Cardinal Charles Bo from Myanmar was warmly received when he urged the young people to "carry the flame of hope" in today's world, particularly bringing hope to those less fortunate." Smiling throughout, he said: "I see beautiful faces and colours and this is the diversity of the Catholic Church." He spoke of the suffering in his country, particularly the 200,000 Muslim Rohingya displaced in the north and the Karen who are plagued by human trafficking. Cardinal Bo reported that he has been calling 2017 a Year of Peace although "everywhere the voices of hatred are becoming stronger and all of us must counter this." He reported that Catholics are working for justice in Myanmar's slums, camps for displaced people and in projects that promote education, health and build bridges between faiths. His phrase that "hope has no expiry date" was very popular on social media. Cardinal Bo also mentioned that he had wanted to look inside Wembley Stadium - but he he was shocked to see that the ticket cost £20. "That's a month's salary for me," he told the crowds.

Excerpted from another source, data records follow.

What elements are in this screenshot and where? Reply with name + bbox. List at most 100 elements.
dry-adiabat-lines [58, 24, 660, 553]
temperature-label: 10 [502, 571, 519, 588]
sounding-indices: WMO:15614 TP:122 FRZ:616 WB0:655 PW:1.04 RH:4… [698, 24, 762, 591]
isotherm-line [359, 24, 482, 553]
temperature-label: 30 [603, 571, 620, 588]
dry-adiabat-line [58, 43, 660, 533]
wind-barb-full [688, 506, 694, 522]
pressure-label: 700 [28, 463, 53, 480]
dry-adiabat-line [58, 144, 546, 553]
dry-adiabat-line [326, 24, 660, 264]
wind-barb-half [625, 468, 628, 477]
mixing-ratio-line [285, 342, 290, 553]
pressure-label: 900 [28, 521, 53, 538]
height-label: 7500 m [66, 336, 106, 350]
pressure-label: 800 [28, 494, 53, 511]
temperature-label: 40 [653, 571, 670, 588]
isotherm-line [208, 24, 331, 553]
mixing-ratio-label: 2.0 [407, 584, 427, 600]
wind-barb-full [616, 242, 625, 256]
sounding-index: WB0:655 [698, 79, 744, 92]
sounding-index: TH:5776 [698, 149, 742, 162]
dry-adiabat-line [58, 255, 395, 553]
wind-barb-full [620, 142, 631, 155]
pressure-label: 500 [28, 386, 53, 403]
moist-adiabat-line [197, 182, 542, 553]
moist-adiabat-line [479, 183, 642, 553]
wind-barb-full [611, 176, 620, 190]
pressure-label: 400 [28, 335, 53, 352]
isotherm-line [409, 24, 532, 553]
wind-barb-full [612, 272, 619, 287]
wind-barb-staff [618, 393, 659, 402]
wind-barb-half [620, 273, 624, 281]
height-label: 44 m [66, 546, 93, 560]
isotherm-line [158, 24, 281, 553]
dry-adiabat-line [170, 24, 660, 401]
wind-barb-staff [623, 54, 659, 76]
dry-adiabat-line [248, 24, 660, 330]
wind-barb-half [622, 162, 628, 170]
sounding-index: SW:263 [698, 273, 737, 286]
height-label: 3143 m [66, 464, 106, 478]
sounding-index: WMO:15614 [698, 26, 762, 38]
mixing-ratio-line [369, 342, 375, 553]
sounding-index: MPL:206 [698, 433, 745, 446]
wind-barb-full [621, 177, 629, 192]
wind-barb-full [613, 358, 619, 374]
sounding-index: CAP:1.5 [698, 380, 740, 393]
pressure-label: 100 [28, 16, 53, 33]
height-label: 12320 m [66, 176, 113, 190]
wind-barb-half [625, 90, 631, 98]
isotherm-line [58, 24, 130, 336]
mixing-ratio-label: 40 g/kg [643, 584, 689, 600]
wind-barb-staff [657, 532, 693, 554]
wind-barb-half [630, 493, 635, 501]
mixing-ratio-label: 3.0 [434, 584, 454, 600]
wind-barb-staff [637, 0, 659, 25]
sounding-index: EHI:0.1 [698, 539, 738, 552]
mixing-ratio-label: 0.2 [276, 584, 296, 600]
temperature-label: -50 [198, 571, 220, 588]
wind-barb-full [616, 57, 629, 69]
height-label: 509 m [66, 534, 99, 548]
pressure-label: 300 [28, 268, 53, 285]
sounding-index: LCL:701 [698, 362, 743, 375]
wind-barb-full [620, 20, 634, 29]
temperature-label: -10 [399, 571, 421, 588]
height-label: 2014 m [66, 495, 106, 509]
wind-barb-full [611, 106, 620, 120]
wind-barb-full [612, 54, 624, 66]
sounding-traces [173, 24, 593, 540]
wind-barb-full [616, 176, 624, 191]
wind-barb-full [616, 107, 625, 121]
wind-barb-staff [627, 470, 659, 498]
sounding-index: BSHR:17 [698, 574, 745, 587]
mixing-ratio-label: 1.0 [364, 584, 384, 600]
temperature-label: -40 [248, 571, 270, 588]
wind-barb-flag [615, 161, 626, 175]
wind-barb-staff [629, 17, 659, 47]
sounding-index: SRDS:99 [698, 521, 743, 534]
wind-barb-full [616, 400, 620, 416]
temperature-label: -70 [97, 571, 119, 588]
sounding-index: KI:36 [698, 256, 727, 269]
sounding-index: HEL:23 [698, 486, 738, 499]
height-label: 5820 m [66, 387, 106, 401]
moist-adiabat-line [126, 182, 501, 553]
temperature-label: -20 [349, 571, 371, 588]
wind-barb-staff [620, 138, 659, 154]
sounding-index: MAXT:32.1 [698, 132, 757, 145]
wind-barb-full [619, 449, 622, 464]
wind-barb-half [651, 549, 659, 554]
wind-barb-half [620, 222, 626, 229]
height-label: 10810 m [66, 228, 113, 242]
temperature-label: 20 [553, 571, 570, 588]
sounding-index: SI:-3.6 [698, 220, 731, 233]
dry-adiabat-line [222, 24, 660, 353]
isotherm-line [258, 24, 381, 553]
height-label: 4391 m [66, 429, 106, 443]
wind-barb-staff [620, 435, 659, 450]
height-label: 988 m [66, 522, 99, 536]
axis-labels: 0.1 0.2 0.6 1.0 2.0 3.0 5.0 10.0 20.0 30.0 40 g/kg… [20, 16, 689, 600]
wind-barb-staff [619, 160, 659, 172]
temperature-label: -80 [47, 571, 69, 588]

Throughout the day, a migrant boat TO6411 from the Italian island of Lampedusa was lit up on one side of the stage. This tiny vessel, which originally came from from Turkey crammed with over 100 people, including several babies, was sailed to London from Lampedusa by artist Lucy Wood in 2013 to highlight the plight of refugees who risk their lives trying to get to Europe. Last year the UN report that more than 2,500 people drowned in that dangerous journey. This focus on migrants was followed by prayers for those displaced from their homes and those seeking to find shelter and safety in Europe. It was picked up in the afternoon by Sarah Teather, head of the Jesuit Refugee Service, who showed a powerful video of 'refugee friends' speaking about their difficult lives in the UK, where asylum seekers are not permitted to work and feel they have lost their identity. "JRS has been my home" reflected one. Sarah asked the each of the 10,000 young people in the arena to think about doing "one thing" to support refugees. "If each person does just one thing - what a difference that would make" she said.
Two young CAFOD volunteers - student teacher Leah Fox and Ryan Wilkinson, a volunteer with the Salesian retreat centre in Sheffield - described meeting refugees in the Lebanon. They said they felt the Church is a global community reaching out to the vulnerable.
Fr Augusto Zampini, a CAFOD theological advisor who hails from the same city - Buenos Aires - as Pope Francis, spoke about the message of Laudato Si' and Pope Francis. We must "always try to see reality through the eyes of the poor; the Holy Spirit will help us with this." Fr Augusto urged the huge gathering to make a difference by working together as a community.
Several times during the day the hashtag #Flame2017 was trending on Twitter. The young participants in the arena were encouraged to write messages to refugees and to support by fundraising, campaigning and praying. Tweeting and texting went on throughout the day, and an app on mobile phones encouraged young people to imagine what it must be like to flee for your life.
Creative activities took place outside during the lunch break, where young people had to imagine trying to engage with the British public as refugees from overseas. Rise Theatre led some improvisations. One CAFOD stand encouraged volunteers to generate energy by cycling.
There was a closing liturgy with quiet Adoration and Benediction - before Flame2017 came to an end and the crowds began to head for their coaches and the long journey home.